Civil Rights Figure / Playwright
Date Of Birth:
19 May 1930
Date Of Death:
12 January 1965
Place Of Birth:
Playwright Lorraine Hansberry was the first African American woman to have a play produced on Broadway -- 1959's A Raisin in the Sun. She was from Chicago, and her family's story was the basis for her famous play. When Lorraine Hansberry was a young girl, her family, with the help of lawyers with the NAACP, broke through the strict segregation laws in 1937 and moved into an all-white neighborhood. The ensuing legal battle ended up in the U.S. Supreme Court (Hansberry v.
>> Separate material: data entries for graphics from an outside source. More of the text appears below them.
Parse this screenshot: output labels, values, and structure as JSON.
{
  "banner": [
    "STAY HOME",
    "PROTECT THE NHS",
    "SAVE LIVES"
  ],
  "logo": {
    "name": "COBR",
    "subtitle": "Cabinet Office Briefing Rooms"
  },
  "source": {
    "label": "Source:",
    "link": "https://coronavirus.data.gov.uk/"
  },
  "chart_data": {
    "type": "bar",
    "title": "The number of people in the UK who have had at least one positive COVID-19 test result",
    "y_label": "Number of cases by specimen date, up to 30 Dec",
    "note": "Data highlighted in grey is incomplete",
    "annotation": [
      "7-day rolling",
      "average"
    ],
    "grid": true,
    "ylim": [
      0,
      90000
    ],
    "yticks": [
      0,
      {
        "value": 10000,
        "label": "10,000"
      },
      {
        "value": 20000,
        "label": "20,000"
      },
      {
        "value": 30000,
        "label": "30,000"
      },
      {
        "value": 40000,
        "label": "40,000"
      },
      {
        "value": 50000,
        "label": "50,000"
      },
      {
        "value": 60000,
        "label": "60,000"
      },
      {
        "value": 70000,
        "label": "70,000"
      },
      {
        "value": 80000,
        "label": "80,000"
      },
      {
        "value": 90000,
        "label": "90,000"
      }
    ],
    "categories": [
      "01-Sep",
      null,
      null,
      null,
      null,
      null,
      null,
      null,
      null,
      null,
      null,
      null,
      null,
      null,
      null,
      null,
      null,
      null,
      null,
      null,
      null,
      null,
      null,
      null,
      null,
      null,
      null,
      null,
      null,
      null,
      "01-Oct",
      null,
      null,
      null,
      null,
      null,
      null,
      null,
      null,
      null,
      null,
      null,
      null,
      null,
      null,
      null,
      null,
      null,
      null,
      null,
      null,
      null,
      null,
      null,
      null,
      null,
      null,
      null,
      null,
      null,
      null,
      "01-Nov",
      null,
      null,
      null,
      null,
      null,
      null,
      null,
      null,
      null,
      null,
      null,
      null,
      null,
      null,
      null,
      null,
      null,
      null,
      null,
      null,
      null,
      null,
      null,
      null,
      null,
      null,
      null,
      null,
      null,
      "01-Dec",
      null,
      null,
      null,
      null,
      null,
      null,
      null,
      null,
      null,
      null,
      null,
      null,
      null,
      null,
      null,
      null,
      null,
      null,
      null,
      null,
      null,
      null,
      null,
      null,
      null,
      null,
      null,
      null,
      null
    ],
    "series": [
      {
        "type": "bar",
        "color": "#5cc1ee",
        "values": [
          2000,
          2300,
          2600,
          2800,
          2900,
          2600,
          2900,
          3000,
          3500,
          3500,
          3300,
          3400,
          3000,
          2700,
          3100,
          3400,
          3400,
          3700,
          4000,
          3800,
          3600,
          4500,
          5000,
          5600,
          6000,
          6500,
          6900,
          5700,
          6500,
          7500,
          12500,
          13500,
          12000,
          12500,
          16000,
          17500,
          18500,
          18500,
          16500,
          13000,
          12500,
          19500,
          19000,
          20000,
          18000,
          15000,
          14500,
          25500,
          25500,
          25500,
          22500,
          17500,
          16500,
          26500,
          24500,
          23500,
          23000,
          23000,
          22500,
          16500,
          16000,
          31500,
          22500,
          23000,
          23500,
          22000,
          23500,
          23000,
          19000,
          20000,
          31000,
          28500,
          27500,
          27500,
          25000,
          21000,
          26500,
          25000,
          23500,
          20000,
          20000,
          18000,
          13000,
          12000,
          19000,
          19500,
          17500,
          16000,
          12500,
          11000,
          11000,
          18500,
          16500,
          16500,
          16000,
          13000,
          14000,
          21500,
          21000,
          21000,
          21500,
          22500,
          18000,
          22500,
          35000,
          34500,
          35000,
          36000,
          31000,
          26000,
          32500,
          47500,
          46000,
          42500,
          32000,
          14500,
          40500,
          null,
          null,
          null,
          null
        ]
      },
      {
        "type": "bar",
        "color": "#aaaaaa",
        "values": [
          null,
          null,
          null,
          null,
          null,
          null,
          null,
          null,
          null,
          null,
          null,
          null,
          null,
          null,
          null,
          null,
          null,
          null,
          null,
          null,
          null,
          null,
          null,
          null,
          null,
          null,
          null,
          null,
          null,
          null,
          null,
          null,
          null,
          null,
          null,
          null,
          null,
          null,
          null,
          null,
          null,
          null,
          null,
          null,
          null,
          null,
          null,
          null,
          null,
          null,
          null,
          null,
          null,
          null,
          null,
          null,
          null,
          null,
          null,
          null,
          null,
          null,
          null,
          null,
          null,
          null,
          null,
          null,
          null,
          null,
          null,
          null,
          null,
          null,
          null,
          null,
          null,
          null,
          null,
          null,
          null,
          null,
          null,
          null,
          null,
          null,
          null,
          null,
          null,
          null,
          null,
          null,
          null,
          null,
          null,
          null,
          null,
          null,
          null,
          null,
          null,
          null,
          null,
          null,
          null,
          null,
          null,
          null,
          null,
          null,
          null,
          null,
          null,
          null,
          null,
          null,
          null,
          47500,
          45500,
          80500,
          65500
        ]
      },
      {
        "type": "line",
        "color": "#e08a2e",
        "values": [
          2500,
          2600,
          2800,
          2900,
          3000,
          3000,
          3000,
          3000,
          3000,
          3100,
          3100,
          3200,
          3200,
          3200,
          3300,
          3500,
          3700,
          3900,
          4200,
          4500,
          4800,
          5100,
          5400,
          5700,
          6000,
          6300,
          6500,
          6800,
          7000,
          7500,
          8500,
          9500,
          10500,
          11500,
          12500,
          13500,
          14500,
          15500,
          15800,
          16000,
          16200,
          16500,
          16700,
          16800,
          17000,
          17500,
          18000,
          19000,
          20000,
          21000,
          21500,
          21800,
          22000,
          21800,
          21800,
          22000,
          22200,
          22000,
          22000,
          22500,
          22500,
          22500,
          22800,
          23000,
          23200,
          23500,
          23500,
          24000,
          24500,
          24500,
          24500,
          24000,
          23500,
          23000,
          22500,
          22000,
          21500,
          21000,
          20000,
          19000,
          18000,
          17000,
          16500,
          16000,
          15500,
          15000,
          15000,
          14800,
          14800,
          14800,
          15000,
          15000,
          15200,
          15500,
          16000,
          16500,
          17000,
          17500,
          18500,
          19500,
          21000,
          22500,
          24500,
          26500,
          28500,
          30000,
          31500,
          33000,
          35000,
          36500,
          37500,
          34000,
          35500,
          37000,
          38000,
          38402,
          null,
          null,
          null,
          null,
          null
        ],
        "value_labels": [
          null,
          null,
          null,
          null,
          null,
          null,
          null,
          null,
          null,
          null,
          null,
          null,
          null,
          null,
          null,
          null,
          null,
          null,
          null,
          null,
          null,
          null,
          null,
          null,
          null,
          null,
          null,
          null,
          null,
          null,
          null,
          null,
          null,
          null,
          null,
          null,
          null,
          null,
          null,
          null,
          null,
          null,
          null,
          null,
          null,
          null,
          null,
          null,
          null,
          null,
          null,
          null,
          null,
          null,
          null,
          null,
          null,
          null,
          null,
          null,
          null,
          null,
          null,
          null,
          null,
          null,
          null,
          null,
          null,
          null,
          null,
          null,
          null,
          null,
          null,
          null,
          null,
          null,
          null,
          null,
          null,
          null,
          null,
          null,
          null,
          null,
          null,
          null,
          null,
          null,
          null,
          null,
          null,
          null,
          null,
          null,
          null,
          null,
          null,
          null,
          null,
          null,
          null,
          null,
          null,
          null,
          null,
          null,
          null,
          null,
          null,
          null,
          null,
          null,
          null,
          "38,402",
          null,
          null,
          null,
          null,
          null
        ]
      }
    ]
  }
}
Lee), but her father's victory in the case proved to Hansberry that fighting racial injustice the legal way was a slow process. She moved to New York in 1950 and went to work for Paul Robeson's newspaper, Freedom, and was a colleague and student of W.E.B. Du Bois. A Raisin in the Sun was produced on Broadway in 1959, and went on to be nominated for four Tony Awards. (The title comes from the Langston Hughes poem "Harlem.") Hansberry then used her celebrity to advance civil rights, joining other artists and writers such as Sidney Poitier, Ossie Davis, Ruby Dee and James Baldwin. She died of pancreatic cancer at the age of 34, and her unfinished writings, diaries and letters were collected and published posthumously as Young, Gifted and Black.
Raisin in the Sun was made into a 1961 movie, starring Sidney Poitier and Ruby Dee. Lorraine Hansberry wrote the screenplay.